Security Deposit Laws by State: Limits, Returns, and Deductions
Security deposit rules vary dramatically by state. Landlords who violate them face penalties of 2–3x the deposit amount. Here's what the law requires.
Security deposits are one of the most litigated issues in landlord-tenant law. The rules governing how much landlords can collect, how they must hold the funds, when they must return them, and what deductions are allowed are codified in every state's landlord-tenant statute — and violations can be costly. Many states impose penalties of two or three times the deposit amount for improper handling, making security deposit compliance one of the most important things landlords must get right.
Maximum Deposit Limits
States vary widely on how much a landlord can collect as a security deposit.

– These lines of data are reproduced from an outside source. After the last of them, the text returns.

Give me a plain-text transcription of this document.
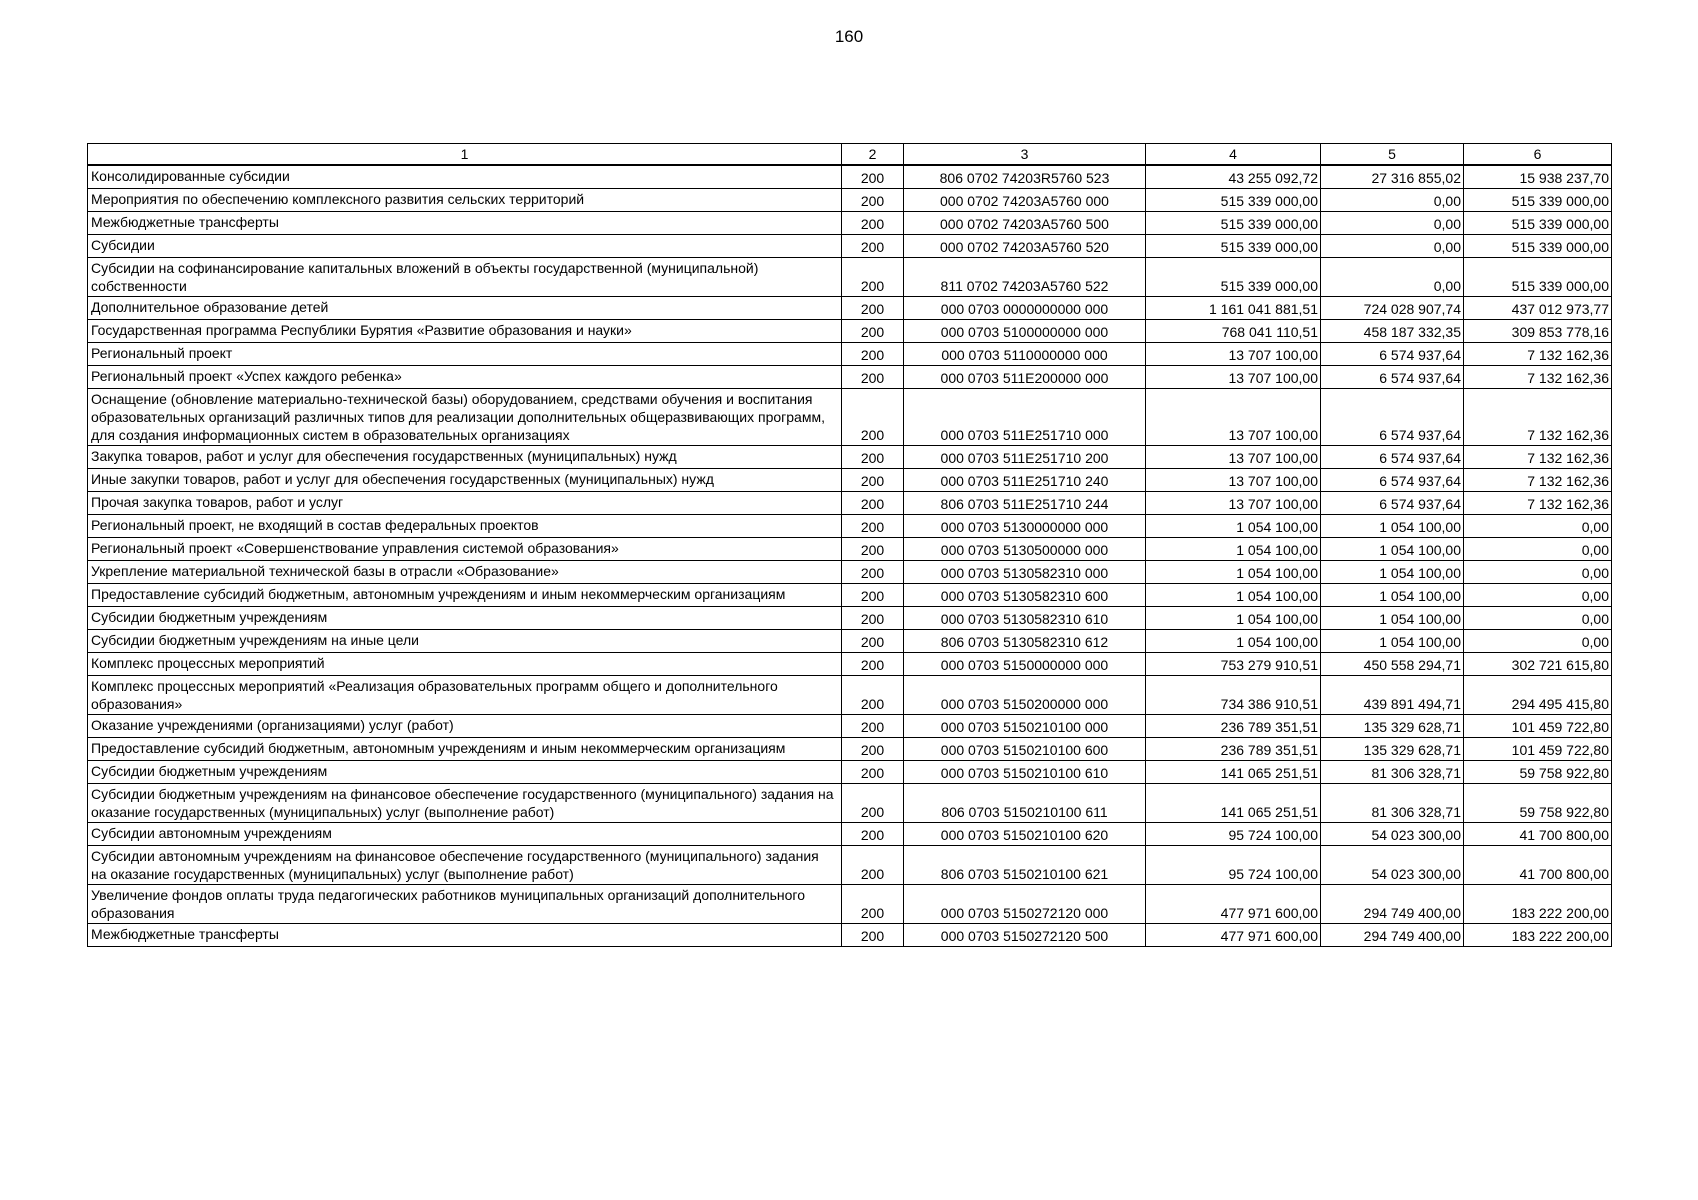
160
1	2	3	4	5	6
Консолидированные субсидии	200	806 0702 74203R5760 523	43 255 092,72	27 316 855,02	15 938 237,70
Мероприятия по обеспечению комплексного развития сельских территорий	200	000 0702 74203A5760 000	515 339 000,00	0,00	515 339 000,00
Межбюджетные трансферты	200	000 0702 74203A5760 500	515 339 000,00	0,00	515 339 000,00
Субсидии	200	000 0702 74203A5760 520	515 339 000,00	0,00	515 339 000,00
Субсидии на софинансирование капитальных вложений в объекты государственной (муниципальной) собственности	200	811 0702 74203A5760 522	515 339 000,00	0,00	515 339 000,00
Дополнительное образование детей	200	000 0703 0000000000 000	1 161 041 881,51	724 028 907,74	437 012 973,77
Государственная программа Республики Бурятия «Развитие образования и науки»	200	000 0703 5100000000 000	768 041 110,51	458 187 332,35	309 853 778,16
Региональный проект	200	000 0703 5110000000 000	13 707 100,00	6 574 937,64	7 132 162,36
Региональный проект «Успех каждого ребенка»	200	000 0703 511E200000 000	13 707 100,00	6 574 937,64	7 132 162,36
Оснащение (обновление материально-технической базы) оборудованием, средствами обучения и воспитания образовательных организаций различных типов для реализации дополнительных общеразвивающих программ, для создания информационных систем в образовательных организациях	200	000 0703 511E251710 000	13 707 100,00	6 574 937,64	7 132 162,36
Закупка товаров, работ и услуг для обеспечения государственных (муниципальных) нужд	200	000 0703 511E251710 200	13 707 100,00	6 574 937,64	7 132 162,36
Иные закупки товаров, работ и услуг для обеспечения государственных (муниципальных) нужд	200	000 0703 511E251710 240	13 707 100,00	6 574 937,64	7 132 162,36
Прочая закупка товаров, работ и услуг	200	806 0703 511E251710 244	13 707 100,00	6 574 937,64	7 132 162,36
Региональный проект, не входящий в состав федеральных проектов	200	000 0703 5130000000 000	1 054 100,00	1 054 100,00	0,00
Региональный проект «Совершенствование управления системой образования»	200	000 0703 5130500000 000	1 054 100,00	1 054 100,00	0,00
Укрепление материальной технической базы в отрасли «Образование»	200	000 0703 5130582310 000	1 054 100,00	1 054 100,00	0,00
Предоставление субсидий бюджетным, автономным учреждениям и иным некоммерческим организациям	200	000 0703 5130582310 600	1 054 100,00	1 054 100,00	0,00
Субсидии бюджетным учреждениям	200	000 0703 5130582310 610	1 054 100,00	1 054 100,00	0,00
Субсидии бюджетным учреждениям на иные цели	200	806 0703 5130582310 612	1 054 100,00	1 054 100,00	0,00
Комплекс процессных мероприятий	200	000 0703 5150000000 000	753 279 910,51	450 558 294,71	302 721 615,80
Комплекс процессных мероприятий «Реализация образовательных программ общего и дополнительного образования»	200	000 0703 5150200000 000	734 386 910,51	439 891 494,71	294 495 415,80
Оказание учреждениями (организациями) услуг (работ)	200	000 0703 5150210100 000	236 789 351,51	135 329 628,71	101 459 722,80
Предоставление субсидий бюджетным, автономным учреждениям и иным некоммерческим организациям	200	000 0703 5150210100 600	236 789 351,51	135 329 628,71	101 459 722,80
Субсидии бюджетным учреждениям	200	000 0703 5150210100 610	141 065 251,51	81 306 328,71	59 758 922,80
Субсидии бюджетным учреждениям на финансовое обеспечение государственного (муниципального) задания на оказание государственных (муниципальных) услуг (выполнение работ)	200	806 0703 5150210100 611	141 065 251,51	81 306 328,71	59 758 922,80
Субсидии автономным учреждениям	200	000 0703 5150210100 620	95 724 100,00	54 023 300,00	41 700 800,00
Субсидии автономным учреждениям на финансовое обеспечение государственного (муниципального) задания на оказание государственных (муниципальных) услуг (выполнение работ)	200	806 0703 5150210100 621	95 724 100,00	54 023 300,00	41 700 800,00
Увеличение фондов оплаты труда педагогических работников муниципальных организаций дополнительного образования	200	000 0703 5150272120 000	477 971 600,00	294 749 400,00	183 222 200,00
Межбюджетные трансферты	200	000 0703 5150272120 500	477 971 600,00	294 749 400,00	183 222 200,00
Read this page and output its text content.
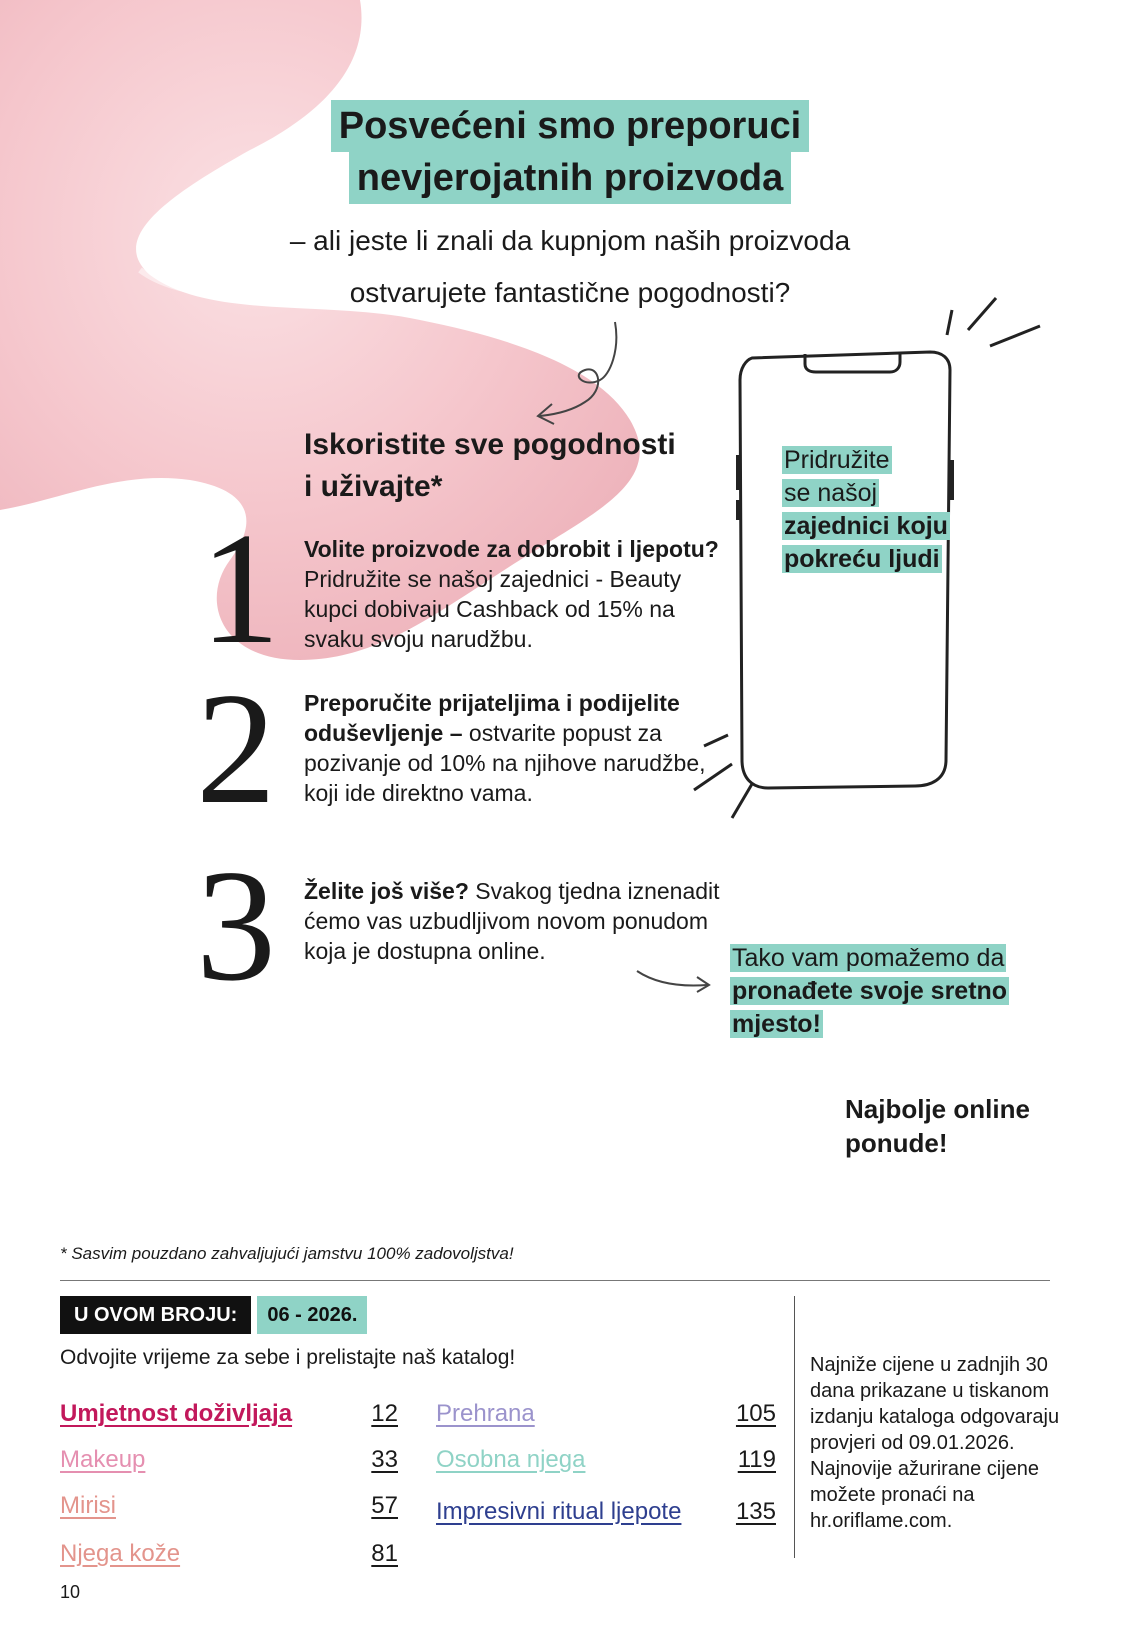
Posvećeni smo preporuci
nevjerojatnih proizvoda
– ali jeste li znali da kupnjom naših proizvoda
ostvarujete fantastične pogodnosti?
Iskoristite sve pogodnosti
i uživajte*
1 Volite proizvode za dobrobit i ljepotu? Pridružite se našoj zajednici - Beauty kupci dobivaju Cashback od 15% na svaku svoju narudžbu.
2 Preporučite prijateljima i podijelite oduševljenje – ostvarite popust za pozivanje od 10% na njihove narudžbe, koji ide direktno vama.
3 Želite još više? Svakog tjedna iznenadit ćemo vas uzbudljivom novom ponudom koja je dostupna online.
Pridružite
se našoj
zajednici koju
pokreću ljudi
Tako vam pomažemo da
pronađete svoje sretno
mjesto!
Najbolje online
ponude!
* Sasvim pouzdano zahvaljujući jamstvu 100% zadovoljstva!
U OVOM BROJU:	06 - 2026.
Odvojite vrijeme za sebe i prelistajte naš katalog!
Umjetnost doživljaja	12
Makeup	33
Mirisi	57
Njega kože	81
Prehrana	105
Osobna njega	119
Impresivni ritual ljepote	135
Najniže cijene u zadnjih 30 dana prikazane u tiskanom izdanju kataloga odgovaraju provjeri od 09.01.2026. Najnovije ažurirane cijene možete pronaći na hr.oriflame.com.
10
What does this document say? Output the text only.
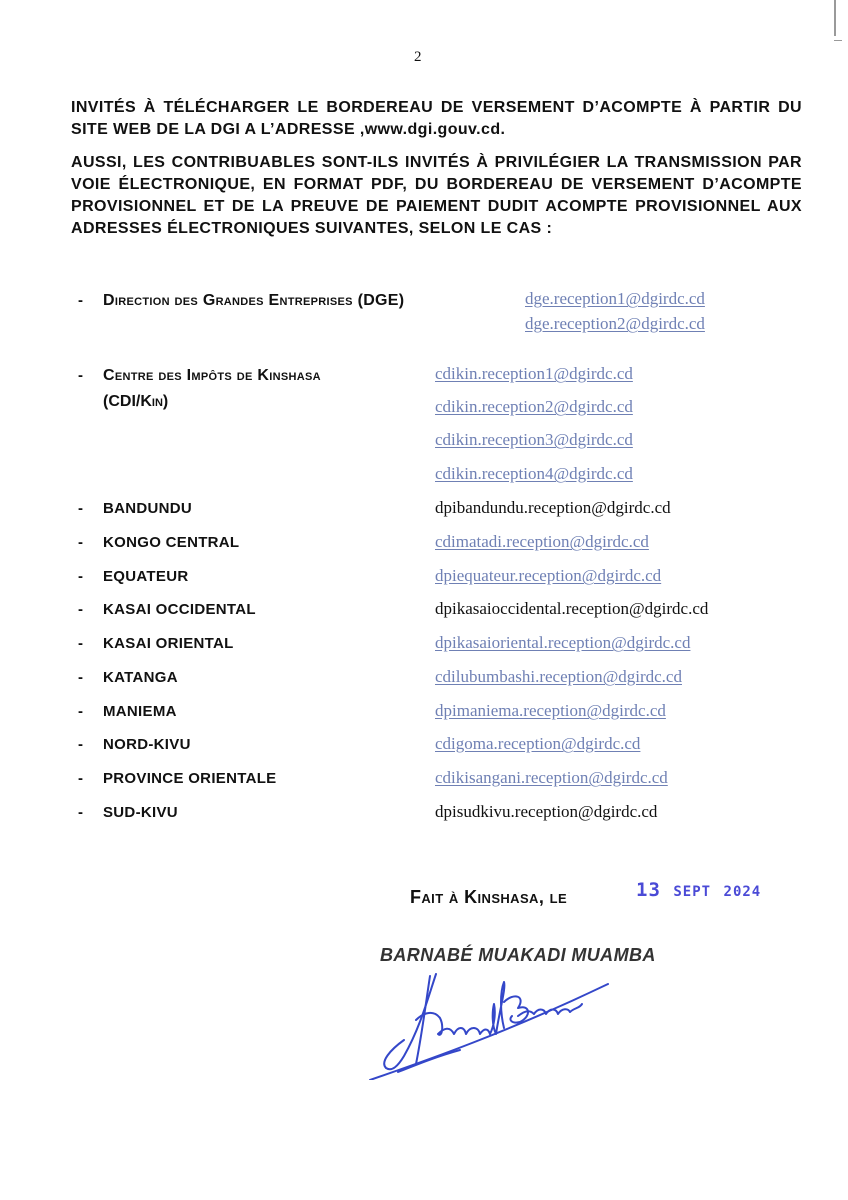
2
INVITÉS À TÉLÉCHARGER LE BORDEREAU DE VERSEMENT D’ACOMPTE À PARTIR DU SITE WEB DE LA DGI A L’ADRESSE ,www.dgi.gouv.cd.
AUSSI, LES CONTRIBUABLES SONT-ILS INVITÉS À PRIVILÉGIER LA TRANSMISSION PAR VOIE ÉLECTRONIQUE, EN FORMAT PDF, DU BORDEREAU DE VERSEMENT D’ACOMPTE PROVISIONNEL ET DE LA PREUVE DE PAIEMENT DUDIT ACOMPTE PROVISIONNEL AUX ADRESSES ÉLECTRONIQUES SUIVANTES, SELON LE CAS :
- Direction des Grandes Entreprises (DGE)	dge.reception1@dgirdc.cd
dge.reception2@dgirdc.cd
- Centre des Impôts de Kinshasa
(CDI/Kin)
cdikin.reception1@dgirdc.cd
cdikin.reception2@dgirdc.cd
cdikin.reception3@dgirdc.cd
cdikin.reception4@dgirdc.cd
- BANDUNDU	dpibandundu.reception@dgirdc.cd
- KONGO CENTRAL	cdimatadi.reception@dgirdc.cd
- EQUATEUR	dpiequateur.reception@dgirdc.cd
- KASAI OCCIDENTAL	dpikasaioccidental.reception@dgirdc.cd
- KASAI ORIENTAL	dpikasaioriental.reception@dgirdc.cd
- KATANGA	cdilubumbashi.reception@dgirdc.cd
- MANIEMA	dpimaniema.reception@dgirdc.cd
- NORD-KIVU	cdigoma.reception@dgirdc.cd
- PROVINCE ORIENTALE	cdikisangani.reception@dgirdc.cd
- SUD-KIVU	dpisudkivu.reception@dgirdc.cd
Fait à Kinshasa, le	13 SEPT 2024
BARNABÉ MUAKADI MUAMBA
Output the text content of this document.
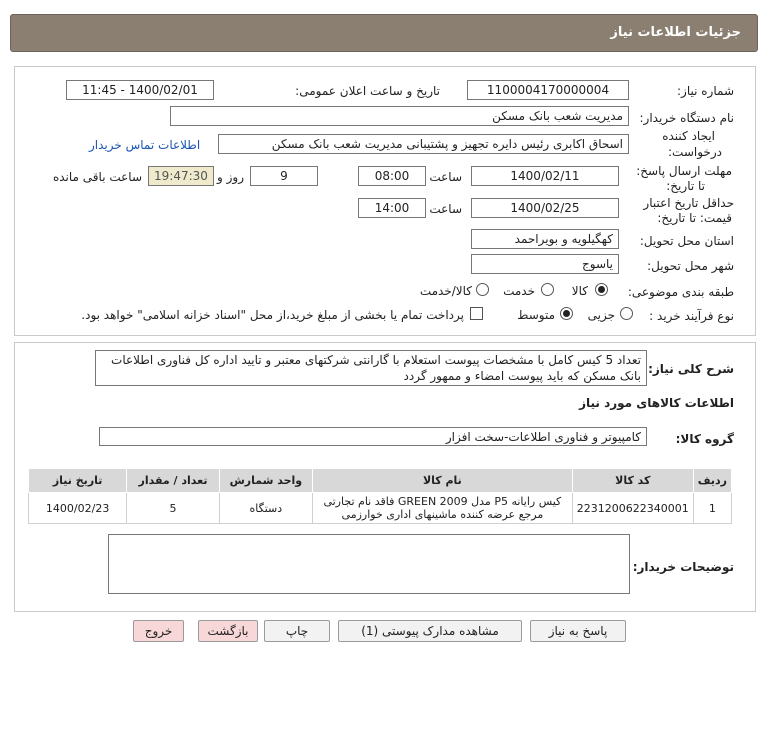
جزئیات اطلاعات نیاز
شماره نیاز:
1100004170000004
تاریخ و ساعت اعلان عمومی:
1400/02/01 - 11:45
نام دستگاه خریدار:
مدیریت شعب بانک مسکن
ایجاد کننده
درخواست:
اسحاق اکابری رئیس دایره تجهیز و پشتیبانی مدیریت شعب بانک مسکن
اطلاعات تماس خریدار
مهلت ارسال پاسخ:
تا تاریخ:
1400/02/11
ساعت
08:00
9
روز و
19:47:30
ساعت باقی مانده
حداقل تاریخ اعتبار
قیمت: تا تاریخ:
1400/02/25
ساعت
14:00
استان محل تحویل:
کهگیلویه و بویراحمد
شهر محل تحویل:
یاسوج
طبقه بندی موضوعی:
کالا
خدمت
کالا/خدمت
نوع فرآیند خرید :
جزیی
متوسط
پرداخت تمام یا بخشی از مبلغ خرید،از محل "اسناد خزانه اسلامی" خواهد بود.
شرح کلی نیاز:
تعداد 5 کیس کامل با مشخصات پیوست استعلام با گارانتی شرکتهای معتبر و تایید اداره کل فناوری اطلاعات بانک مسکن که باید پیوست امضاء و ممهور گردد
اطلاعات کالاهای مورد نیاز
گروه کالا:
کامپیوتر و فناوری اطلاعات-سخت افزار
ردیف	کد کالا	نام کالا	واحد شمارش	تعداد / مقدار	تاریخ نیاز
1	2231200622340001	کیس رایانه P5 مدل GREEN 2009 فاقد نام تجارتی مرجع عرضه کننده ماشینهای اداری خوارزمی	دستگاه	5	1400/02/23
توضیحات خریدار:
پاسخ به نیاز
مشاهده مدارک پیوستی (1)
چاپ
بازگشت
خروج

California limits security deposits to two months' rent for unfurnished units and three months' rent for furnished units (though legislation enacted in 2024 reduced this to one month's rent for many landlords — check current California law for the applicable rules). New York caps deposits at one month's rent, with no exceptions. Texas imposes no statutory cap on security deposits, leaving the amount to negotiation. Florida has no cap. Massachusetts limits deposits to one month's rent.
Some states set the limit relative to the monthly rent (commonly one to two months), while others have no cap at all. In states with no cap, market norms typically govern — two months' rent is common. Pet deposits are a separate issue: some states treat them as part of the security deposit cap, others allow them in addition to the cap.
Where Deposits Must Be Held
Many states require landlords to hold security deposits in a specific manner. New York requires deposits to be held in a separate bank account in a New York bank, and the landlord must provide the bank's name and address to the tenant. Interest must be paid on deposits for buildings with six or more units. Massachusetts requires deposits to be held in a separate, interest-bearing account in a Massachusetts bank and mandates a written receipt describing the bank and account number. New Jersey has similar requirements.
In most states without specific holding requirements, commingling security deposit funds with the landlord's operating account is technically allowed but unwise — if the account is overdrawn or seized, the deposit funds may be at risk.
Itemization Requirements
When withholding any portion of the deposit, virtually every state requires the landlord to provide an itemized written statement of deductions. This statement must specify exactly what is being withheld and why. Vague deductions like "cleaning" or "repairs" without specific amounts and descriptions are often found inadequate. Best practice: photograph the unit thoroughly at move-in and move-out, document any repairs with receipts, and provide a detailed itemization that a court can verify.
Normal wear and tear — the natural deterioration that occurs with ordinary use — cannot be deducted from a security deposit in any state. Landlords can deduct for: damage beyond normal wear and tear (large holes in walls, broken fixtures, stained carpet from pets or spills), unpaid rent, and in some states, cleaning costs if the tenant left the unit substantially dirtier than it was received.
Return Deadlines
Return deadlines are strictly enforced and vary by state. California requires return (or itemized deduction statement) within 21 days of move-out. Texas requires 30 days. New York requires 14 days for lease agreements that specifically state the landlord will provide an itemized statement; otherwise 30 days is the standard. Florida requires 15–60 days depending on whether deductions are being claimed. Illinois requires 30 days in general and 14 days if no deductions are taken.
Missing the deadline is one of the most costly mistakes a landlord can make. In California, a landlord who fails to return the deposit within 21 days forfeits the right to make any deductions at all. In many states, missing the deadline makes the landlord liable for the full deposit plus additional damages.
Penalties for Non-Compliance
States take security deposit violations seriously. California: landlord liable for twice the deposit as a penalty, plus actual damages and attorney's fees if the court finds the withholding was in bad faith. New York: landlord forfeits the right to withhold any amount and must return the full deposit. Texas: landlord may not retain any portion of the deposit and is liable for $100 statutory penalty plus three times the improperly withheld amount plus attorney's fees. Massachusetts: landlord liable for three times the improperly withheld amount plus interest and attorney's fees.
The practical takeaway: security deposit compliance is not optional, and the penalty for getting it wrong usually far exceeds whatever the landlord was trying to withhold. A well-drafted residential lease agreement that clearly describes the security deposit, its amount, and the conditions for return is the starting point for managing this properly.